If you buy a property, then within reason you can do what you want to it. Want to knock down that wall? Change the paint colour? Rip up the carpet? If you own the property you can truly make it your own. There comes a time in all our lives when this becomes important to us.
When you buy a home, you are purchasing an asset, an asset that may increase over time. Who doesn’t want that? The current market trends have shown home prices consistently rising over the long term. The other big benefit (but also a con) is that almost certainly need a mortgage to buy your home. Their is no better incentive to save them a mortgage to a big, bad bank. Providing you don’t pay too much when you buy, owning your own home has proven year after year to be the best way to invest and save.
In laymen’s terms your home equity is the amount of your home you own. If the value of your home is increasing as you make repayments, your equity will continue to rise. You can then, possibly use the equity to fund other investments such as shares, or an investment property.
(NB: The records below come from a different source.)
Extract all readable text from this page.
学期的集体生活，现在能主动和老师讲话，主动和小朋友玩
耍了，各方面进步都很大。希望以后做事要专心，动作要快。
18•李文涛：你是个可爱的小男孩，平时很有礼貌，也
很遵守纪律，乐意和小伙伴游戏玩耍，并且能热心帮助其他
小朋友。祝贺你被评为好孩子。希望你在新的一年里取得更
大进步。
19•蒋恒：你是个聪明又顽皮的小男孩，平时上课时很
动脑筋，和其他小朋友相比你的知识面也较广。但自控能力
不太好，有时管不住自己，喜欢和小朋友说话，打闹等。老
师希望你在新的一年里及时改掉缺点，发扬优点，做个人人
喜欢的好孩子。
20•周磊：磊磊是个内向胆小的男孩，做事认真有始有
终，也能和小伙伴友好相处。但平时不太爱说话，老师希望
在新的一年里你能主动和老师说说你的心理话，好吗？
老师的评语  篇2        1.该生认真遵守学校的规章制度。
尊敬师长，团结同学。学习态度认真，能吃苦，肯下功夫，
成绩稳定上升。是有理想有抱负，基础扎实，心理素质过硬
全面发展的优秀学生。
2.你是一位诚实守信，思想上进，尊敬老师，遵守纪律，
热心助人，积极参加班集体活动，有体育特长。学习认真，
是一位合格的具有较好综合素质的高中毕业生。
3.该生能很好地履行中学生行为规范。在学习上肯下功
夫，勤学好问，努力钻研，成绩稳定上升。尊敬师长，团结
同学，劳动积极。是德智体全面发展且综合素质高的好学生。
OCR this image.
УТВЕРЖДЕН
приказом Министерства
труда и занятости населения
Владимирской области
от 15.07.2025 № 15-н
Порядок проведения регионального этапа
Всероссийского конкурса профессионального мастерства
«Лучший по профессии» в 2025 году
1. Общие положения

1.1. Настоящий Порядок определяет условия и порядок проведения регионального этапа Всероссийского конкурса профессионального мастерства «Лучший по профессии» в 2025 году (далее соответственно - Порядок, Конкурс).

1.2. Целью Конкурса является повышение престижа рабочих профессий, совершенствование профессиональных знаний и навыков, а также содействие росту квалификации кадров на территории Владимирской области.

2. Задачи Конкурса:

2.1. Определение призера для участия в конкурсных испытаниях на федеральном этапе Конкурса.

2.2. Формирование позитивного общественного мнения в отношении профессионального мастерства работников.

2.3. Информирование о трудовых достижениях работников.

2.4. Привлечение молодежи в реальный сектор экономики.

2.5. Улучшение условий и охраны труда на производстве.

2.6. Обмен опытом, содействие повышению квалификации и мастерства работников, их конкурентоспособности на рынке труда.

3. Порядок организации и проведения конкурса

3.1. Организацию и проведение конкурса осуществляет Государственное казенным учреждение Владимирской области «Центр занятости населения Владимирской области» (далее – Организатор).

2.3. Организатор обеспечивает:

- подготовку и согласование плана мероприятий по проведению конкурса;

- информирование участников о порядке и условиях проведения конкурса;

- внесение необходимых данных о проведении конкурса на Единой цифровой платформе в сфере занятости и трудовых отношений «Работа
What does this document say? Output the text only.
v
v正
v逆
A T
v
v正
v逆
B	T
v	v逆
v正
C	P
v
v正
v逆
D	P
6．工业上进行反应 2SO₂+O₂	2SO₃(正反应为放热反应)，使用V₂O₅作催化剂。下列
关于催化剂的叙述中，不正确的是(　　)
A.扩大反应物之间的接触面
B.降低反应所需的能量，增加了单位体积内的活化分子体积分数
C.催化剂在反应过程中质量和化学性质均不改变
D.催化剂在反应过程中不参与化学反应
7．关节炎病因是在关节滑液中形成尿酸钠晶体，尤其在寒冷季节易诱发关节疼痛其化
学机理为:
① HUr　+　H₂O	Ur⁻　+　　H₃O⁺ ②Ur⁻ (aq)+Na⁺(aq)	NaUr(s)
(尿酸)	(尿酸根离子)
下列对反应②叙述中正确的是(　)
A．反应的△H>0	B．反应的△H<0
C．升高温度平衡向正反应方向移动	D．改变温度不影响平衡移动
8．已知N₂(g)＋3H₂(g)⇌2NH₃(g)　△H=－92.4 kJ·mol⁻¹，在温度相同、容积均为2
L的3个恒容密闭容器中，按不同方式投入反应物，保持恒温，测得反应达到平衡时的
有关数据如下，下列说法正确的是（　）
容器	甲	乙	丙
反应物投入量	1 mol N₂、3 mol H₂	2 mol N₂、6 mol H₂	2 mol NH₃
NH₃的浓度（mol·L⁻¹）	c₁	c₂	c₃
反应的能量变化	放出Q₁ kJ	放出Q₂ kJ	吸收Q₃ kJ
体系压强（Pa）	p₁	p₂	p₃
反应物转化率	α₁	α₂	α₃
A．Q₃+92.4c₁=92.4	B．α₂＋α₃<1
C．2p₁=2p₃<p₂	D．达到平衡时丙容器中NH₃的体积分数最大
You will almost certainly have a mortgage, so you will have repayments to make. This is a big financial burden and the stress and worry that brings to many should not be underestimated. As we pointed out above, being forced to make repayments is often a good thing for many as it forces you to implement a saving regime, but for some the stress and burden out ways the benefits.
This is the issue of having your money tied up in property. If you were renting, the money you would have had for purchasing your property could be used for other things such as travel, study or other investments the quite possibly yield higher and quicker returns than real estate.
The transaction costs to buy and sell property are high, so when you buy a new home you are committing yourself to the location for quite a significant amount of time unless you want to risk loosing money. As a renter of course you may only be locked in for 6 months. we always say property should be a minimum 5 – 7 year investment by comparison.
Rent will steadily rise over time if the past is anything to go on, mostly due to inflation and increasing property prices. Initially, in the majority of situations, having a mortgage repayment will be higher than rent in the short term, but as you pay off more and more of your loan the interest price subsides. The typical mortgage is paid off in 30 years or less. Once you hit retirement and your income is reduced, it may be difficult to find a large sum of money each month for rent.